Well, we all know things change. The issue was that the structure of the “rescue” meant that Ergon owned the GP and was the majority owner of the preferred, but did not own a controlling equity interest in the LP. IF you wanted a BKEP to be a growth vehicle, you had to figure out a way to remove/refinance/convert the preferred stock in order for the cash to flow to the equity units. But given where interest rates were/are, a preferred stock that pays a 71 cent dividend is not an easy thing to give up for the benefit of others. And there was still the mess of the “energy” side of the business, which had nearly bankrupted the company. So, Ergon offered a fix in 2019:

“Ergon would acquire all the outstanding Common Units and Series A Preferred Units of the Partnership not already owned by Ergon and its affiliates for a cash purchase price of $1.35 per Common Unit and $5.67 per Series A Preferred Unit.”

So much for the public equity as a growth vehicle. While I doubt many people who owned the stock at 30 still own the stock today, the offer was met with predictable outrage and even the “Conflicts Committee” of the company couldn’t sleep at night. The deal was pulled.

So they did as a public company what they would have done as a private company: change management and sell the disaster of an energy business in BlueKnight which cleaned up the balance sheet, leaving it with an asphalt terminal and storage business that is solidly profitable, solidly cash-flowing with long term contracts and interesting growth possibilities, both in demand and the conceptual ability to trade assets with Ergon, who is massive in the asphalt world.

We got involved post the pulled deal and the announcement of the energy sale in both the preferred stock and the common. We figured that we would get paid to wait for either: a better deal; huge economic improvement in the company with conceptual desire for an infrastructure deal in Washington which would greatly benefit asphalt demand; and the possibility that Ergon would structure a doable and somewhat fair deal to “remove/refinance/convert the preferred stock in order for the cash to flow to the equity units.” IF done reasonably, it could be/have been a big stock.
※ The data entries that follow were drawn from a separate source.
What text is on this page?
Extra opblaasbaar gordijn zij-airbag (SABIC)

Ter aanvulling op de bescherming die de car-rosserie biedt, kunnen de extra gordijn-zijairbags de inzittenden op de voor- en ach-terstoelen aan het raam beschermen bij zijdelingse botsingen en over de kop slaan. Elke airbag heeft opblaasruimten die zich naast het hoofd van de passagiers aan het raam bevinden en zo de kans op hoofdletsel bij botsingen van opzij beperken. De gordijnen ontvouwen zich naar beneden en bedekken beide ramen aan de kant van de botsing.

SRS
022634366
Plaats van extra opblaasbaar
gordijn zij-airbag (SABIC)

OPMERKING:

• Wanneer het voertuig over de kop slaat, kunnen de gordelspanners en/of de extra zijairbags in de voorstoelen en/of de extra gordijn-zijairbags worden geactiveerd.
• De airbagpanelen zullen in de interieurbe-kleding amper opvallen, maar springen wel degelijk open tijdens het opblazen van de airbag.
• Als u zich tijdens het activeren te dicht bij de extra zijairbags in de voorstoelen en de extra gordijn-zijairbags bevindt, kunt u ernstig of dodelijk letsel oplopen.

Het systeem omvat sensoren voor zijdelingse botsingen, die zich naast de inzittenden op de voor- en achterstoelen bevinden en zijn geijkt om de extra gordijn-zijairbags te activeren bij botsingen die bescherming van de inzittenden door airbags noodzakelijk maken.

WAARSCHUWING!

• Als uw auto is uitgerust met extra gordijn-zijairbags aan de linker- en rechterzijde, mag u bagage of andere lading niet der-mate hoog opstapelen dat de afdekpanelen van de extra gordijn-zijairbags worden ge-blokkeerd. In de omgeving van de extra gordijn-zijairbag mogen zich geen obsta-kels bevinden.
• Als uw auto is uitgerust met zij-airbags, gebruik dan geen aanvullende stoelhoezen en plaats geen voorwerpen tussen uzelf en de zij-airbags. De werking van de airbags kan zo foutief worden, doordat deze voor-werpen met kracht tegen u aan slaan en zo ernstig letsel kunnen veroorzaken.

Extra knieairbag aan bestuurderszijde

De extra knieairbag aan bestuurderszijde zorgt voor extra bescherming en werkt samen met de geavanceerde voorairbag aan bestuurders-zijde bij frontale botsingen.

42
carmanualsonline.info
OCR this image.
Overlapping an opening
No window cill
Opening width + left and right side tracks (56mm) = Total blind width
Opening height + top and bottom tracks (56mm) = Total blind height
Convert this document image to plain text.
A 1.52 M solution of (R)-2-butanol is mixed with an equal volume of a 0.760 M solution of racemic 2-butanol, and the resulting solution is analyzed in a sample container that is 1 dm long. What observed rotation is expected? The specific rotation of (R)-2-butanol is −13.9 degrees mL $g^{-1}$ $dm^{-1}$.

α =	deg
Groundhog Day. “On October 8, 2021, Ergon submitted a non-binding proposal (the “Proposal”) to acquire all of the outstanding Common Units and Series A Preferred Units not already owned by Ergon and its affiliates at a cash purchase price of $3.32 per Common Unit and $8.46 per Series A Preferred Unit.”

Which prompted this response from the largest shareholder in the common units.

We will sum up for you: Weasel Move.

We are simply bystanders here given the diminutive size of our dog in the fight, but we are here to verbally cheer on those who defend shareholder rights and spend the time and money on behalf of others. In the words of Carl Icahn, “A lot of people have died fighting tyranny, the least we can do is vote against it.”

The ideal move here is for Ergon to convert preferred units into common at a reasonable ratio, which would create a very high yielding equity that would trade a LOT higher than $3.32. And then look at other asphalt-related assets at Ergon that can be dropped down at “reasonable” prices to the LP and grow it intelligently.

In the words of the great seer Wayne Campbell, “…and monkeys might fly out of my butt.”